That seems totally competitive to me.
And since I'm posting anonymously anyway, you might be interested to know that SGI is planning to release a new product any minute now. (It was announced to the developer and integrator channels this week). It's a four-processor (MIPS, natch) server in a 2 RU package. They're calling it the Origin 300.
But the cool part is going to be an interconnect product codenamed Sprouter. It lets you take 2 to 8 Origin 300 systems with 4 procs each and connect them using NumaLink (formerly CrayLink) into a single system image of up to 32 processors.
At, it's projected, half the price of a 32-processor Origin 3000 system. And for my kind of programming anyway, single-system-image beats the pants off that Myrinet stuff.
The O300 has 2 66/64 PCI slots, so that's enough expansion to let you attach your basic I/O devices like fibre channel RAIDs and high-speed networking and stuff. Each server comes with USCSI3 built-in, if anybody still uses that stuff. ;-)
Not everybody needs a medium-scale single-system-image IRIX machine, but I personally do a lot of ImageVision library programming. And ImageVision, being multithreaded at the core, loves big CPU counts. So for me, and people with needs like mine, it's going to be a very cool fall.
Troy, How much power and A/C is required to run this 146 Itanium processor cluster? I have heard that 1 itanium node uses two 800 Watt power supplies and generates 6174 BTUs/Hr. I am guessing that you required 116.8 KiloWatts of power and 37.5 Tons of A/C. Please correct me if I am wrong. What did you have to do at your site to support this cluster?

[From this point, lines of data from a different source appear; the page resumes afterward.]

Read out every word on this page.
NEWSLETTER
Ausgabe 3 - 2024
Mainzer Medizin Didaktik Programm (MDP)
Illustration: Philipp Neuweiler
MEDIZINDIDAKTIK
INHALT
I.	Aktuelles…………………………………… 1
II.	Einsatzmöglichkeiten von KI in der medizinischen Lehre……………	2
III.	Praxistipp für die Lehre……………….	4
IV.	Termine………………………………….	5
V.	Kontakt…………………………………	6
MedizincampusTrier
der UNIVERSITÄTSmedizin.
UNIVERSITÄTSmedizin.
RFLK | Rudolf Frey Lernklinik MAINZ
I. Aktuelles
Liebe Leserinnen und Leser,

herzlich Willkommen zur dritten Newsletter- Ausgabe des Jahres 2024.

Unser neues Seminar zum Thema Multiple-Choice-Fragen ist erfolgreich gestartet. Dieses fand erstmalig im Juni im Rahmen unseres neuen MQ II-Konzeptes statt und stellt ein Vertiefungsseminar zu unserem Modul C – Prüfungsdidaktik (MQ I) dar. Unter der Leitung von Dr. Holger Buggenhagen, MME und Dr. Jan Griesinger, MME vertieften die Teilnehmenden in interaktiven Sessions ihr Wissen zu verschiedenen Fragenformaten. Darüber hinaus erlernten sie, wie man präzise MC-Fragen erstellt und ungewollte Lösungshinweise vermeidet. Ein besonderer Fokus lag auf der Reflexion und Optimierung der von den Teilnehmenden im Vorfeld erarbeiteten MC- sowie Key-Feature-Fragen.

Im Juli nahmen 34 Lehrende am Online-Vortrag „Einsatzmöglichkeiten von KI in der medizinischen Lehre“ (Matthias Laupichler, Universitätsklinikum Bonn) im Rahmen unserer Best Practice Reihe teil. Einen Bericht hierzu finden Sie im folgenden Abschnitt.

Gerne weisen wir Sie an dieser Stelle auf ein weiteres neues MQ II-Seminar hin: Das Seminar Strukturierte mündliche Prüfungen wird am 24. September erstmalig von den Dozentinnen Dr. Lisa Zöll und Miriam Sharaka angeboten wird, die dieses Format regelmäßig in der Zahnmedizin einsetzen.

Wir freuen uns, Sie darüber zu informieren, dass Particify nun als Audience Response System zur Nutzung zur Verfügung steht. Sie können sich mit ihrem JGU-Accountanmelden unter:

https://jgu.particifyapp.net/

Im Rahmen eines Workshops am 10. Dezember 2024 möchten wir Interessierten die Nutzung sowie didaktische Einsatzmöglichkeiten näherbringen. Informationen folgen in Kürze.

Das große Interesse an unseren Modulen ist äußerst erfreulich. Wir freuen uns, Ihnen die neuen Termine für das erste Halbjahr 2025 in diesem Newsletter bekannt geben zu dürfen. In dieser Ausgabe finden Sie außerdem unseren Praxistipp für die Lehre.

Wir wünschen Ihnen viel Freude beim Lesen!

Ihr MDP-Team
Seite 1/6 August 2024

This was one example of low level optimizations, another one is giving hints to different branches (both target and outcome of branch conditions). This is also best done by the compiler (at least the branch target hints), and works even better if you can supply the compiler with profiling information. You can also give data prefetch hints and specify which cache level different prefetch data should go into.
Another example of when you might need to do asm is when you do SMP. The reason being that different load and store instructions are given semantics of how the are to behave in a multiprocessor environment: you want acuire semantics on this load, release semantics on this store, fence semantics here, undefined semantics there, etc. I can't see how the compiler would be able to generate correct assembly in this case (unless it is modified so that you can attach some new attributes to your variables and types).
Then there is this whole plethora of floating point stuff that I won't mention because I don't know shit about it.
Hmm, reading your post again I see that I didn't really answer your question, and most of my ranting about doing asm coding ended up with the conclusion that having the compiler do all the nasty stuff is probably better anyway. I guess I'd better shut up now.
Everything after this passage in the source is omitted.